Петьке, хулигану, уже надоел этот диспут, и он сдался.

– Да мне похер, кто у кого лазал! – сорвалось у него с языка, но училка в ажиотаже даже не заметила сквернословия.

– Ученые, ребята, уже давно установили, что между нами и обезьянами существует близкое родство!

– Да мы видели! – подхватила Танька Соловьева, вскочив. – Они такие миленькие! И яблочко едят, как мы, ручками!

– Да, Танюша, миллионы лет назад эволюция разделила нас, увы. Мы пошли своей дорогой, а они своей. Но родственные связи – остались! Так что, глядя на шимпанзе, всегда помните – это ваш пра-пра-пра-родственник! Все понятно?

– Да! – радостно проревел класс, и я в том числе.

– Ну, ты, макака! – пихнул я Китыча в бок. – Подай мне банан! Живо!

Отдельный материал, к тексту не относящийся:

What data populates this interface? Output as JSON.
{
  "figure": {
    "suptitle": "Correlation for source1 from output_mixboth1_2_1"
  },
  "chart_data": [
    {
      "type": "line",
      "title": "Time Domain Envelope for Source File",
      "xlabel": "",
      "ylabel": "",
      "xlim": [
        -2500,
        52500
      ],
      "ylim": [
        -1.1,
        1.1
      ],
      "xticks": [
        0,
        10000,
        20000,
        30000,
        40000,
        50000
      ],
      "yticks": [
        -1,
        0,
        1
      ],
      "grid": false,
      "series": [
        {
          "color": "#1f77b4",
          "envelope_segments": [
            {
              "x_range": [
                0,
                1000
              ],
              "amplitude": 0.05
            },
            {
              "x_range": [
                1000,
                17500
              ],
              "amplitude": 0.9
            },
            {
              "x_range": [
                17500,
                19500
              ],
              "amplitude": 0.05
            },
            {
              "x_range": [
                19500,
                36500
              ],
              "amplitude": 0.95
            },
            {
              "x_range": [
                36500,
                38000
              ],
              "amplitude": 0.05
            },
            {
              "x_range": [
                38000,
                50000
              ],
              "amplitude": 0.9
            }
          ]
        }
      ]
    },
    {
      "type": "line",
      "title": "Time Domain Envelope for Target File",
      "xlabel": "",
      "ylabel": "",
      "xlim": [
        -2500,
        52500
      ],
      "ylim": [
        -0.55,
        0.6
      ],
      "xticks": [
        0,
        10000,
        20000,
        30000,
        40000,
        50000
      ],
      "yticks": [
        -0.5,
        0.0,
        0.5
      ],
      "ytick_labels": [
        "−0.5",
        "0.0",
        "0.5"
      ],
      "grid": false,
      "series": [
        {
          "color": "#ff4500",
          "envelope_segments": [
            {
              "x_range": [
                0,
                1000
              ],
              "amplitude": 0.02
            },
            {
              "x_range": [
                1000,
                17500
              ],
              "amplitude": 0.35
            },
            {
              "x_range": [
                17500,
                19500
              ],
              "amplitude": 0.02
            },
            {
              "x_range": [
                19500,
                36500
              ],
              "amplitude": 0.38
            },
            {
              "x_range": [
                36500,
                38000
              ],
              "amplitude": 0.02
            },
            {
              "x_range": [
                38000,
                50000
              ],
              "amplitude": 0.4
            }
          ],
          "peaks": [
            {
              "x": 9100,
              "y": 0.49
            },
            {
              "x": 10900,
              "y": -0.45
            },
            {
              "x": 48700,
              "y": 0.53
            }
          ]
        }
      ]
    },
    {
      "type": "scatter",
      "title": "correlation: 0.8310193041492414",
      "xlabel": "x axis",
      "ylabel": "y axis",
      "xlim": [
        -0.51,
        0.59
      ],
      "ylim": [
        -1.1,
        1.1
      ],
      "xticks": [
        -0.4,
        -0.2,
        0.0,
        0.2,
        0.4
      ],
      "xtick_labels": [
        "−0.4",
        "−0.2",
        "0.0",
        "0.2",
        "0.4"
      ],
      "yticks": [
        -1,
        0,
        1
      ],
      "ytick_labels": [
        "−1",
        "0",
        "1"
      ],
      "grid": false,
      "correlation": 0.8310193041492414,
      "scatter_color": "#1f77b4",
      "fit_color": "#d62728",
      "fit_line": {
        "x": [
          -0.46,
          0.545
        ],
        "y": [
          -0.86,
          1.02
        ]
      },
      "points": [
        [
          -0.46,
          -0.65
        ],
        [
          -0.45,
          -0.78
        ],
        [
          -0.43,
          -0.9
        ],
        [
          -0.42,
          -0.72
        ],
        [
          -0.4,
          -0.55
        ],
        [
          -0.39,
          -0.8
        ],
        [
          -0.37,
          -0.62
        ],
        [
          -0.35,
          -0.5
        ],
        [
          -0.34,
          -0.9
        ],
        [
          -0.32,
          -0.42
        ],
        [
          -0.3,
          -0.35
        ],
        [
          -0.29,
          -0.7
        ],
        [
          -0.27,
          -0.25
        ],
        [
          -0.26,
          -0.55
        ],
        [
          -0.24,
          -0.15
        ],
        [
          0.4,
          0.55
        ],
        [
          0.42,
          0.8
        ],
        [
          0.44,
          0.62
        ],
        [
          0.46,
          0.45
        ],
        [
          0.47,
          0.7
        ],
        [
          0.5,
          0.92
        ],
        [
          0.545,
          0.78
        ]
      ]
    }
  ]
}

– Полай! Я не макака. Я шимпанзе!

– А я тогда… горилла! Вот!

– Гиббон ты ушастый!

И мы покатились на пол от хохота.

Не могу сказать, что меня в юности особенно угнетала эта мысль – что я всего-навсего обезьяна. В конце концов у нас на Народной встречались экземпляры, в сравнении с которыми и обезьяна сочла бы себя обиженной. Но со временем я стал понимать, что из этой мысли неумолимо вытекает вывод, что вся наша жизнь не стоит и ломаного гроша. На первом курсе я находил в этой мысли повод для поэтической меланхолии, на четвертом эта мысль стала невыносимой, и то, что остальные с этой мыслью жили в ладу, делало ее еще более мучительной.